Issue: Jul 2006


Data Security Continues to Lag in the US Auto Industry



The 9/11 terrorist attacks in the United States triggered new security concerns through the American business community, including the U.S. auto industry.

by Sajay Rai, Partner, Ernst Young Global Automotive

The 9/11 terrorist attacks in the United States triggered new security concerns through the American business community, including the U.S. auto industry. But four years later, results are mixed. Too many members of the auto industry’s extended enterprise continue to ignore perhaps their most critical security issue of all: business continuity.
True, new regulatory requirements such as Sarbanes-Oxley have focused attention on improving security for certain financial and operational data. But the law specifically excludes requirement that businesses take steps to ensure their own continuity in the event of a natural disaster or disruption in their own supply chain.
As a result, the auto supply chain today remains only as strong as its weakest link. That has always been true, of course. But it takes on new significance in today’s world of real-time data sharing. Data that once took weeks to seep through the supply chain now arrives literally within nanoseconds. Speed enhances competitiveness. Yet it also means that one company’s exemplary security can be instantly compromised by a supplier or partner that lacks the same level of preparedness.

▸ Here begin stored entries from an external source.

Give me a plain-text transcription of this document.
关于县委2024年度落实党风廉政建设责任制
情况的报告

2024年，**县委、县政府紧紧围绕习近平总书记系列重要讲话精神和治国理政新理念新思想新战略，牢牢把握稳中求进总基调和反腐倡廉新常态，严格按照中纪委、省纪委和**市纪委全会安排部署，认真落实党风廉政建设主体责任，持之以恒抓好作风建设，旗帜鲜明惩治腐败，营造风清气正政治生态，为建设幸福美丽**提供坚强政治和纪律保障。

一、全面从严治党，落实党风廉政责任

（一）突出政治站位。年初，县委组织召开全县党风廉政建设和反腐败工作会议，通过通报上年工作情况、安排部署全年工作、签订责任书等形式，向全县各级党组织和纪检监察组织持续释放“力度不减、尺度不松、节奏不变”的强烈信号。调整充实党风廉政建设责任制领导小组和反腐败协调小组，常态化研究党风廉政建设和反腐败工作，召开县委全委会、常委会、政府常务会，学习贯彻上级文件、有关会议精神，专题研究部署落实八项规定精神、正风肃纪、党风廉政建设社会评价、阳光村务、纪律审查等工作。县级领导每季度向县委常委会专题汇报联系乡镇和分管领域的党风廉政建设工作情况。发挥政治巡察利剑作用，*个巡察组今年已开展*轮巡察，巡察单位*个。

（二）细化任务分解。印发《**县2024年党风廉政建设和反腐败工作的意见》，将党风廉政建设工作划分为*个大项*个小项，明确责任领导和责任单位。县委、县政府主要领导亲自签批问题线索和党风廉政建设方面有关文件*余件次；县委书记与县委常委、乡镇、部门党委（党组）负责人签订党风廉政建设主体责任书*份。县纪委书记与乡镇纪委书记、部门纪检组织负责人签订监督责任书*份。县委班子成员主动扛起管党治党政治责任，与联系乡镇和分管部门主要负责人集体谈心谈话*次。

The potential for havoc to rush through the supply chain has never been greater.
Unfortunately, the auto industry remains ill-prepared for such a disaster with a Band-Aid approach of plant- or division-level policies that aren’t integrated by an overall strategic vision. Instead of big-picture plans that might include a three-year program to implement a good identity management solution, companies are preoccupied with immediate regulatory demands. Too often they settle for simple, manual procedures and put the need for an integrated security plan on the shelf.
How did this happen and why does it persist? We at Ernst & Young see two forces that hamper investments in security and, in some cases, focus the limited remaining funds in some areas at the expense of others.
Cost-cutting pressures are the first roadblock to security initiatives. Many companies have delayed or simply postponed general security enhancements. No one expects this pressure to lessen anytime soon. However, ignoring security now threatens to let companies slip further behind as the nature of security threats becomes more sophisticated and potentially dangerous.
The second powerful influence on security initiatives is Sarbanes-Oxley—especially section 404, which deals with internal controls over financial reporting. This section tells companies where their data security must be strong to satisfy compliance requirements, and companies have scrambled to meet those requirements. But achieving the needs of 404 compliance addresses only part of a company’s true security exposure.
There’s also a continuing tendency to focus too heavily upon the technological side of data security. Companies must recognize that security isn’t a matter of technology. It’s a business issue. Many companies are probably spending a large percentage of their security dollars in the wrong places, and that should be addressed first. Companies often can realize tremendous improvements in security by retooling policies and procedures and by training employees how to be more alert to security.
Putting systems in place to recover data and make it available to keep key assets operating normally is a fine objective. Most companies do a good job in this area. Where they are woefully lacking is in the broader issue of business continuity. A company cannot benefit from being able to supply a plant with data if the plant can’t produce because its supply lines have been cut and can’t ship products because highways have been blocked by a natural disaster. Larger companies stand a better chance of surviving big disasters such as a Hurricane Katrina. But studies indicate that 30%-50% of small businesses never recover from such devastation. They merely fade away because they have no plan for continuity.
The question of business continuity is a much broader subject than IT and the job description of the chief information officer. Traditionally, the CIO has been in charge of the company’s disaster recovery, at least as far as IT goes. The CIO’s power peaked during the e-biz area, but it has significantly changed with the arrival of Sarbanes-Oxley. Thanks to the law’s compliance demands, responsibility for IT security have shifted from the CIO to the chief financial officer. The CIO now focuses upon fine-tuning IT operations to support the business. Frequently the priority is to get things done quickly—even if it means adopting manual security procedures that may be bypassed in the heat of doing business.
In the meantime, very few companies have an executive who “owns” business continuity. In our view, that executive should be the chief operating officer or perhaps a specially assigned corporate “risk officer”—someone with the power, mandate and vision to integrate disaster planning and security programs across multiple plants, operations and divisions.
Having someone in charge of continuity is important. But so is the ability to answer a fundament question that most companies in the auto industry can’t: Where are the corporate crown jewels? It isn’t difficult to pinpoint the physical location of critical hard assets such as plants and machinery. But what about financial, planning, design and operational data? Certainly it’s in the company’s mainframe computers. But how much of it has been copied into employee laptops, e-mailed to suppliers or transferred into the databanks of partners?
In our experience, very few auto industry companies truly know where all their crown jewels are. Why not? Because they don’t have a good asset management program. Without one, no company can make good decisions about what to protect, let alone how to go about it. Effective enterprise risk management requires that you know where your assets are, have a program in place to maintain business continuity and establish adequate protection for the company’s crown jewels.